Well given the fact that the nations hospitals are not allowed to turn people away, we all pay for those who do not. When hospitals or providers are going unpaid for services the costs are increased onto the rest of us to compensate for their losses. Only way to avoid that is give hospitals the right to turn away the sick and poor and let them die on the streets. As a nation we will never allow that to happen.
Your insurance premiums pay YOUR expected healthcare costs, and ONLY your expected healthcare costs, as calculated by the insurer (plus some amount for paperwork, actuaries, and profit). They do not include any component for payment of others' healthcare costs. You could not possibly be more wrong, which is never good when you're calling other people stupid.
Common misconception about insurance: my premiums pay for my coverage, nobody else's.

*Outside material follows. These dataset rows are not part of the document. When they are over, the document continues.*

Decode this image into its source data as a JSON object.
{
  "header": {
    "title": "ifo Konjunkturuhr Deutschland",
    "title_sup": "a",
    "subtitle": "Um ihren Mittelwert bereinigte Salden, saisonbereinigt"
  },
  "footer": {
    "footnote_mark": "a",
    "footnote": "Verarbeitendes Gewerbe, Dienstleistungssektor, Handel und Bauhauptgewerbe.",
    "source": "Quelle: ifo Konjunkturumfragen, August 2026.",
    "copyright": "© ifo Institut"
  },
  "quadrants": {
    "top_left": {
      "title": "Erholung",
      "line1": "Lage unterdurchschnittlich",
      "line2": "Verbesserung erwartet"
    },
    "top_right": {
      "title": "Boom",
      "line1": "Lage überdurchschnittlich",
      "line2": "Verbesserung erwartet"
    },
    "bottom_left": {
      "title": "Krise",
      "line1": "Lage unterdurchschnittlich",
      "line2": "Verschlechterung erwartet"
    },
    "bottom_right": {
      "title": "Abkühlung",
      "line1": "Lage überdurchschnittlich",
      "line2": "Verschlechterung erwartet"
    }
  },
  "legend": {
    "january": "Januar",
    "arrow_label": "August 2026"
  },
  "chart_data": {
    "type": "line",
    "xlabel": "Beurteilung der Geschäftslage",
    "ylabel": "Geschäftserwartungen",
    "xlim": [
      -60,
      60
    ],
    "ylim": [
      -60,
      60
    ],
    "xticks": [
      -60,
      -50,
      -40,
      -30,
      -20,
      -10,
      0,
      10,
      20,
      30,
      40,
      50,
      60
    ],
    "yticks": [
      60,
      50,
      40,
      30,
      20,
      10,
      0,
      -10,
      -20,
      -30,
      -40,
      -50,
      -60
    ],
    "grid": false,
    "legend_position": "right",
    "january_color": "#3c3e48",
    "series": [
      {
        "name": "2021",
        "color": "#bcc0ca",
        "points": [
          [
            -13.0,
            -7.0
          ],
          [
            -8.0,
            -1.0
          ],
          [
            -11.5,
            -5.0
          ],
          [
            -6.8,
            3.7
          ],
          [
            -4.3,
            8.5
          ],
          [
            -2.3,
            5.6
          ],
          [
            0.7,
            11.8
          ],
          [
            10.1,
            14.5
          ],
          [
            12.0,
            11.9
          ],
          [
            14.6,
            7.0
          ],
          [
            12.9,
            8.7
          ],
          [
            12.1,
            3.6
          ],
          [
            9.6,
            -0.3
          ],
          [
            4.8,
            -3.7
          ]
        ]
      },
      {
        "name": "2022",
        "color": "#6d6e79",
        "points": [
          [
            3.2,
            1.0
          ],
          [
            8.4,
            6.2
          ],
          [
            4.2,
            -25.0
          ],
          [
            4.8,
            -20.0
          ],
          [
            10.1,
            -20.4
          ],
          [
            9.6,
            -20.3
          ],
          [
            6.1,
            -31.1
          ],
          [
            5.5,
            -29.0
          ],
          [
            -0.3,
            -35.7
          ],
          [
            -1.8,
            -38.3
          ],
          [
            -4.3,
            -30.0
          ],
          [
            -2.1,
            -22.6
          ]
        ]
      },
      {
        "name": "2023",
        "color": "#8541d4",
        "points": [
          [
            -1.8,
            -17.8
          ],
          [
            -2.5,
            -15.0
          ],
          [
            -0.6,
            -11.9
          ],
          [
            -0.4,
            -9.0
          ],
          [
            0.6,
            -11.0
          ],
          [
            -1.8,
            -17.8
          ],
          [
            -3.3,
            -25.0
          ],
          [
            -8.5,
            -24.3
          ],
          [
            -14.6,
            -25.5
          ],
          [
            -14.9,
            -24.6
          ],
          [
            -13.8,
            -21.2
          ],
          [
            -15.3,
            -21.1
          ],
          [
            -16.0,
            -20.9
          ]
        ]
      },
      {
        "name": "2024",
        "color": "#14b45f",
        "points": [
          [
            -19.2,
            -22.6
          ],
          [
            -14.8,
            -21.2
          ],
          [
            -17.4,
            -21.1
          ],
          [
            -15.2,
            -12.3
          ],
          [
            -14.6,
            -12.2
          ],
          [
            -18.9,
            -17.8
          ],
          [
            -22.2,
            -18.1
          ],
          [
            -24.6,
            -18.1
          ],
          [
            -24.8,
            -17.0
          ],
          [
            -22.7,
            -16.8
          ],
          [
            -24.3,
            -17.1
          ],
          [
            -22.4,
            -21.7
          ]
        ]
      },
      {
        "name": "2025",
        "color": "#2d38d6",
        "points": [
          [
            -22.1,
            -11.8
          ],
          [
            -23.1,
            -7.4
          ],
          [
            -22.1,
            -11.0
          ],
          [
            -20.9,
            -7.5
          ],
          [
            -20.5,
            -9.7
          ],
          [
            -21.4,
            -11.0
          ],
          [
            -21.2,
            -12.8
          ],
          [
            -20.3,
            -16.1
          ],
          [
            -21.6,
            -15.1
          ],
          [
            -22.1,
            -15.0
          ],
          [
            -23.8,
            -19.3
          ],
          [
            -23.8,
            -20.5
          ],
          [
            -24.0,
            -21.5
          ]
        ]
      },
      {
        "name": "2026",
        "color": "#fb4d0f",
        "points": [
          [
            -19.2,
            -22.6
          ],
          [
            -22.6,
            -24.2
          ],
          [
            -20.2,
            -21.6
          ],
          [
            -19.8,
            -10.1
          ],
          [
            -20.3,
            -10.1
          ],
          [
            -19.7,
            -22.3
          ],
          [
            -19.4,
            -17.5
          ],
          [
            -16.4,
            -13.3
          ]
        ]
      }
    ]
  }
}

Not quite true. To put it as simply as possible, all premium payers' contributions go into a bucket. The insurance company takes its cut for overhead, salaries, etc. (usually about 15%, give or take), leaving 85% in the bucket. When Policyholder A makes a claim, it is paid from the bucket--which contains premium dollars paid by policyholders B through M. Policyholder A's claim may well be more than A contributed in premium, but A is reimbursed in full, thanks to those premiums paid by B through M.
Next year, A pays the premium, but has no claim. However, Policyholder K does. K's claim is paid from the bucket. So is Policyholder J's claim. Policyholder A paid into the bucket, but got no benefit--indeed, A just paid for K's and J's claims. This is how insurance works: the contributions of the many pay for the claims of a few.
That's a simple explanation, and does not take into account such things as actuarial tables, risk assessment, and pricing the risk, but it does illustrate that all premiums go into a bucket and are paid on a claims-made basis. Whether you like it or not, the nature of insurance is that you are paying for others' claims. Once again, the contributions of the many pay for the claims of a few.